Why this step exists: This is the “training loop vs render loop” split from the R3F page in action. The draw() function runs on requestAnimationFrame and reads world.agentRow / world.agentCol at its own pace. The training loop runs on setTimeout and mutates those same fields at its own pace. They don’t interfere.
What you just built
A small but complete reinforcement learning setup:
- A custom
TrainingEnvwith dense reward shaping and step-count timeout. - A DQN agent training with IgnitionAI’s defaults.
- A live visualization of the agent’s behavior as it learns.
- A concrete feel for what “decoupled training and render loops” means in practice.

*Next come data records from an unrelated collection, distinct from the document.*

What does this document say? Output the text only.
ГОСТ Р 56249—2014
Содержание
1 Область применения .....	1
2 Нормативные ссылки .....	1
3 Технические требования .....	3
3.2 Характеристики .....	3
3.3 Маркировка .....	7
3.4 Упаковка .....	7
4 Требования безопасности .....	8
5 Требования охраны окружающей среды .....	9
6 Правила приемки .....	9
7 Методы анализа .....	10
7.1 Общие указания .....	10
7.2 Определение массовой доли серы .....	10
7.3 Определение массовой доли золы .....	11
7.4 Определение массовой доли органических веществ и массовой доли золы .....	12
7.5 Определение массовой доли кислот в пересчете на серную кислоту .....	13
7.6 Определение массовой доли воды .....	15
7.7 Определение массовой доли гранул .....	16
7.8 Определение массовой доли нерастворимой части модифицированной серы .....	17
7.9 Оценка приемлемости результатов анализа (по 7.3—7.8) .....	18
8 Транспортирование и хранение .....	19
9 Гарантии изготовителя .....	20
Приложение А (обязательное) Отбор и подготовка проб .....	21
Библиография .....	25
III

Everything in this tutorial scales up to harder problems. If you swap GridWorldEnv for a MountainCarEnv or a custom physics sim, the rest of the code barely changes — env.train('dqn') still works.
Next steps
-
Try a different algorithm. Change
env.train('dqn')toenv.train('qtable'). On a 7×7 grid, tabular Q-learning converges almost instantly. Then tryenv.train('ppo')and watch it take longer — PPO is overkill here, and that’s the lesson. See Algorithms for which is which. -
Break the reward. Change the reward to
return 10only when the goal is reached (remove the-0.1per step). Retry. You’ll see DQN struggle — this is what “sparse reward” looks like, and it’s the single biggest reason agents fail to learn. -
Make it harder. Bump the grid size to 15 or 20. You may need to bump
maxStepsproportionally and give the network more capacity (env.train('dqn', { hiddenLayers: [64, 64] })). -
Write your own env. Anything you can describe in those five methods, IgnitionAI can train an agent on. Read How it works → core for the full interface reference, then React Three Fiber if you want to put your env in a 3D scene.
-
Check the other tutorials. More are coming — see the Tutorials index for what’s on the roadmap.